Klar believes that these results are encouraging, particularly in identifying the key demographics that will be critical to kickstart the wider adoption of cultivated proteins, as more startups gear up their go-to-market plans in the coming months and years.
“Importantly, the research identified a small group of early adopters (~2% of the population) that are willing to pay over 50% price premium. These mostly young, well educated, environment-focused consumers will be crucial in the early phase of commercialisation, before cell-based startups are able to close the price gap with conventional products,” Klar told Green Queen Media.

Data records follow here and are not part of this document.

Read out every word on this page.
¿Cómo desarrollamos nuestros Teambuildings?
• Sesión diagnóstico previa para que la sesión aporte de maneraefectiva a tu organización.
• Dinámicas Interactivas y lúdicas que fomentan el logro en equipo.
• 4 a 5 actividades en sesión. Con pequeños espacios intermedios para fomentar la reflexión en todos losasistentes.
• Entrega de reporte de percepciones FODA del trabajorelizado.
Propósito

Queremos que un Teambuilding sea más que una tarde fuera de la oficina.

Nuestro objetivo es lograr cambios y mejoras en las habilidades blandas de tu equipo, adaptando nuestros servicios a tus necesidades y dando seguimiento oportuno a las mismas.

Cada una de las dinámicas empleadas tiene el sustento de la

While the general population might be less willing to pay premiums for the cell-based version, nearly half (48%) did state that they would be likely to purchase cultured seafood provided it be available at price parity, indicating that reaching a cost at par with conventional products would be a significant motivator for mass consumers to make the switch.
Other obstacles to the adoption of cell-based seafood include the lack of familiarity or understanding about the product itself, suggesting the important need for the alternative protein industry to promote public awareness about its benefits. Around 40% of respondents, for instance, cited “unfamiliarity of novel foods” as the main reason why they would be deterred from trying cell-based seafood, while cost (10%), taste (7.7%) and freshness (6.5%) trailed behind as other concerns.
“Some have also left remarks about the unnaturalness of cell-based seafood, fear for lab-based food, concerns of safety and health risks, ethical reasons, the lack of personal benefits and fear for loss of livelihood for farmers,” the researchers wrote.
For Shiok Meats’ co-founders, these insights lend further credence to the “need for consumer education and transparent communication.”